We’ve been doing chef since August using 0.10.4 on CentOS 5.6. We currently have 43 cookbooks and 37 roles across all of our machines, but I use roles very heavily (I’ll test a new cookbook as a new role on a new machine and then when I’m happy I might include that role as part of another larger role). We just spun up a “staging” environment today, which added twelve new nodes, taking us up to 33 total being managed by chef. On one of our most complex nodes, the run_list has five main roles loaded, while the expanded run_list is sixteen roles and comprises thirty recipes.

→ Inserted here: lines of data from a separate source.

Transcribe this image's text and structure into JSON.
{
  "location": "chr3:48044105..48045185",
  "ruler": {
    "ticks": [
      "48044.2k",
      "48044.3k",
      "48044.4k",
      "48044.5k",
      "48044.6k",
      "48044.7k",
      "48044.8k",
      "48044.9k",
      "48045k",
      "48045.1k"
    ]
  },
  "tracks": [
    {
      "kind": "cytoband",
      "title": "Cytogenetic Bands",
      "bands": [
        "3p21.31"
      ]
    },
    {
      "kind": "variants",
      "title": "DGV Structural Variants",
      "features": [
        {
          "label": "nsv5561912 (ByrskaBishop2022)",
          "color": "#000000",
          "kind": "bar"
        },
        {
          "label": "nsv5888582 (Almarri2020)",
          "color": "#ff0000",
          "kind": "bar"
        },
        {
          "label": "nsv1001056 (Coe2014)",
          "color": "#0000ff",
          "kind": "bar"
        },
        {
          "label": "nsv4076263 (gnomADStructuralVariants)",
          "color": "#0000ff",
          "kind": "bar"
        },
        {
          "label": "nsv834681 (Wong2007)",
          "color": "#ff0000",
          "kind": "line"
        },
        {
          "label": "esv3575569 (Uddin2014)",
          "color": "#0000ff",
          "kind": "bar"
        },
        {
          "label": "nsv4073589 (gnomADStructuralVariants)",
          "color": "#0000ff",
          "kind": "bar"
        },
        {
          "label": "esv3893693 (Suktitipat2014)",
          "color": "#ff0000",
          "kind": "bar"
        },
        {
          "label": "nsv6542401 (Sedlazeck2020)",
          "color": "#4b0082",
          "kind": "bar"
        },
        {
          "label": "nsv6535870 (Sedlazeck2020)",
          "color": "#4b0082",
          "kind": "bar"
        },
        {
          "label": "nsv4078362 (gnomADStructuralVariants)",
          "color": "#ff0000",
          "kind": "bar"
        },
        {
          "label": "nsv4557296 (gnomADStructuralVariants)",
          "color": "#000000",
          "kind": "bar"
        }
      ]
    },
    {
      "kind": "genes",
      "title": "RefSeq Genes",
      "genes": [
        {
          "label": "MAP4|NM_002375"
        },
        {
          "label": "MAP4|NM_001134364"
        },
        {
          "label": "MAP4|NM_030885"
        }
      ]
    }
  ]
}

I checked, and when chef-client is active, we hit a VSS of about 195MB, but a Resident (working) Set Size of 60-70MB. Even a dry run includes multiple invocations of Python, Perl, and various other programs and languages, many of which have VSS & RSS that are almost as big as chef-client, even though they might only persist for a few seconds during the run.
In comparison, the RevealCloud agent that we run on every machine has a VSS of ~160MB, although the RSS is just over 2MB. This machine is brand-new and is virtually idle, but each httpd process has a VSS of ~150MB and an RSS of just under 5MB, and we spin up a total of seventeen of them.
This is on a Rackspace “flavor 3” VM which has allocated to it 1GB of RAM, 40GB of hard disk space (~35GB usable), etc… There are only two VM images that Rackspace makes available that are smaller than this – a “flavor 2” with 512MB of RAM, and a “flavor 1” with 256MB of RAM.
Compared to all the other things that this VM is doing, the overhead of chef-client seems pretty reasonable to me – not really any more than another httpd process, or the overhead from the RevealCloud monitoring system. Not something that I would consider totally negligible, but also not that significant.
Speaking only for myself, I believe that if you’ve got systems where you really are this tightly constrained for memory, then I think you’ve got much bigger problems than whether or not you can afford to run chef-client.
Brad Knowles email@example.com
SAGE Level IV, Chef Level 0.0.1